Na lista de credores, o grupo aparece com outro crédito de R$ 1,38 milhão, mas o empresário disse já ter recebido esse valor antes da Recuperação Judicial.
O presidente da SBVC (Sociedade Brasileira de Varejo e Consumo, Eduardo Terra, disse que a dívida da Americanas “provoca estragos junto aos pequenos num cenário no qual está muito difícil captar dinheiro no mercado, e não serão todos que vão conseguir sobreviver”.
Ele acredita que a situação da varejista impacta negativamente toda a cadeia de produção de fornecedores que dependem do funcionamento da companhia nas próximas semanas e nos próximos meses.
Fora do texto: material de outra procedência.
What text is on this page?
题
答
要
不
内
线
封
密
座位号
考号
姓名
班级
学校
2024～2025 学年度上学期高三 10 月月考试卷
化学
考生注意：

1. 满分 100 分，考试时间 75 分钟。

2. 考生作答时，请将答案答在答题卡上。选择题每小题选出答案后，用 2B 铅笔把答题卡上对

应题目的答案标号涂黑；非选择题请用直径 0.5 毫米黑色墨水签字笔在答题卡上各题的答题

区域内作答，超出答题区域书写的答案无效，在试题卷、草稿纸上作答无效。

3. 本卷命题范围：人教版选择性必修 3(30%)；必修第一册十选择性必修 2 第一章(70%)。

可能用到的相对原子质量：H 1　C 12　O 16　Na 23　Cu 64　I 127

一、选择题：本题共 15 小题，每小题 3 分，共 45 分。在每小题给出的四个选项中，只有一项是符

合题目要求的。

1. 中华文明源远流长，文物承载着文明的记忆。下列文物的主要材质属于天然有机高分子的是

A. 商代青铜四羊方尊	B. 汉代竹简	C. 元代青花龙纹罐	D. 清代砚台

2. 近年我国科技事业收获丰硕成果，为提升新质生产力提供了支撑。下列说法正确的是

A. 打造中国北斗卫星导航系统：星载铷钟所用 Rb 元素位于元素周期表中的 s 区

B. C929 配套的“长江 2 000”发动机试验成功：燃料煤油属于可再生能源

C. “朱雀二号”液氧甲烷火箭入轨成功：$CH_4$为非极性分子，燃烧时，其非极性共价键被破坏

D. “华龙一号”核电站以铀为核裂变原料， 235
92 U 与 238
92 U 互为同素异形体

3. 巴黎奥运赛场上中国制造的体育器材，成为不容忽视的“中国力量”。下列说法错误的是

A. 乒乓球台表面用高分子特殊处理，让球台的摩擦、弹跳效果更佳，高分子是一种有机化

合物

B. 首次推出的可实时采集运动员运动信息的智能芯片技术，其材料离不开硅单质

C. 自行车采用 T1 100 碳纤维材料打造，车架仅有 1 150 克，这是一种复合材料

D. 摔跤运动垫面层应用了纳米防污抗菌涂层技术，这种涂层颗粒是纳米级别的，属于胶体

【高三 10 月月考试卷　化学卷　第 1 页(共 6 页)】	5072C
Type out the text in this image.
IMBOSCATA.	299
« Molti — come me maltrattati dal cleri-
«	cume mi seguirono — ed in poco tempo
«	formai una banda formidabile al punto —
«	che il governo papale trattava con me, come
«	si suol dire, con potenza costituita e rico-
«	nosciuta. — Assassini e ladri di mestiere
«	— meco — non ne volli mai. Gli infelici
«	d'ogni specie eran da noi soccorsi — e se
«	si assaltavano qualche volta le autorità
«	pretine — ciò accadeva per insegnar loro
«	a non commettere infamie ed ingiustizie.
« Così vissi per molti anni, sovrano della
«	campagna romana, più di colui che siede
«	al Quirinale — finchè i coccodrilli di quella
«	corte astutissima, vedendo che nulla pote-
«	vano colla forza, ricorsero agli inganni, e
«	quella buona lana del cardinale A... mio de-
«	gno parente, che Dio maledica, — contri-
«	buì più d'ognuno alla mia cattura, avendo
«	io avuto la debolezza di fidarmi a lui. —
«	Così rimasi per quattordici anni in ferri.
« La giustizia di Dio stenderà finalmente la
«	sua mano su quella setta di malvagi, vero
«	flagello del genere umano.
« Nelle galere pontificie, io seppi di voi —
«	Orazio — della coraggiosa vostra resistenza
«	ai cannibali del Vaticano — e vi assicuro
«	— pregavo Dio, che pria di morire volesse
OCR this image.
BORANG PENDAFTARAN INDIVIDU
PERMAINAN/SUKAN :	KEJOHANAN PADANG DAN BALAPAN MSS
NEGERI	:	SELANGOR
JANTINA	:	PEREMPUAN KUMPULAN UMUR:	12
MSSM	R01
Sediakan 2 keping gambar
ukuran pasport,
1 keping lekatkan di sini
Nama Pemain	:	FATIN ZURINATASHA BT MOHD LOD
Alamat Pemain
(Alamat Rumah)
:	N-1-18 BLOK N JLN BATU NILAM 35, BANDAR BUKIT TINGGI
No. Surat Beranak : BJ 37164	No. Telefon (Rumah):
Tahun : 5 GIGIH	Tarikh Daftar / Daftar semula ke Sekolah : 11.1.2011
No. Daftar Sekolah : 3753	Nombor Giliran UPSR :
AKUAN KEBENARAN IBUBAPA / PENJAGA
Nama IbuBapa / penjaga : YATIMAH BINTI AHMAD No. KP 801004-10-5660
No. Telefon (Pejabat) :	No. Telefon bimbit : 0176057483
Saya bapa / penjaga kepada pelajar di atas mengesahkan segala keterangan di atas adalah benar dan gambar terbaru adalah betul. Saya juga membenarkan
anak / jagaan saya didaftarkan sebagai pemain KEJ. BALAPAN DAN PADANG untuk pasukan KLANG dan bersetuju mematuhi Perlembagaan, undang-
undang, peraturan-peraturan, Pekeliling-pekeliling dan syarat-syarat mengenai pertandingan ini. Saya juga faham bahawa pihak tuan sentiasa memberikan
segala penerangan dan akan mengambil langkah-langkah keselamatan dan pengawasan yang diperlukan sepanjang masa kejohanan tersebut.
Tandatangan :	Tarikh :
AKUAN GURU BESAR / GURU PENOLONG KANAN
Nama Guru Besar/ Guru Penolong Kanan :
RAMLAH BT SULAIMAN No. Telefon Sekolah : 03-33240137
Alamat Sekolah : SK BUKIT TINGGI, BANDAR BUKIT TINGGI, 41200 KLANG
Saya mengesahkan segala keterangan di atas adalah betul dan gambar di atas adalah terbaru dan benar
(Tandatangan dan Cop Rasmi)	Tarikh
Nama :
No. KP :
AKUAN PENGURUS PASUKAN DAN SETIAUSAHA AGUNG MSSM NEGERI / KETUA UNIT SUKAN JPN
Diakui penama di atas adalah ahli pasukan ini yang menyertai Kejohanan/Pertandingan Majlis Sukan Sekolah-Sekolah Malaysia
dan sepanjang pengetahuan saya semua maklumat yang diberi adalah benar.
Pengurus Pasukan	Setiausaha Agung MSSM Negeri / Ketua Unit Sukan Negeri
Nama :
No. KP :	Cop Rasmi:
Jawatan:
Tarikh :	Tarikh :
Na quinta-feira passada (9), a Justiça do Rio autorizou o financiamento de até R$ 2 bilhões para a Americanas. O financiamento será estruturado na forma de emissão de debêntures, com disponibilização de 2 mil debêntures de valor nominal unitário de R$ 1 milhão cada, totalizando R$ 2 bilhões. Desse total, R$ 1 bilhão é proveniente dos acionistas de referência, que são o trio de bilionários Jorge Paulo Lemann, Marcel Herrmann Telles e Carlos Alberto Sicupira, para garantir capital de giro à varejista.
De acordo com a decisão, serão oferecidas aos credores da companhia, “contemplando a possibilidade de apresentação de propostas mais vantajosas a serem consideradas pela administração da empresa, e sob a supervisão da Administração Judicial e do Juízo.”
O ingresso de recursos se daria em dois momentos. Primeiramente o montante de R$ 1 bilhão para desembolso emergencial e imediato, subscritos por “acionista de referência”, caso não haja outros credores das Recuperandas interessados na participação no Financiamento DIP.
Por essa razão, o presidente da SBVC acredita que “a operação da Americanas não vai parar” e que muitos pequenos fornecedores podem também aproveitar para vender para outros varejistas que ocuparam parcela de mercado deixada pela Americanas.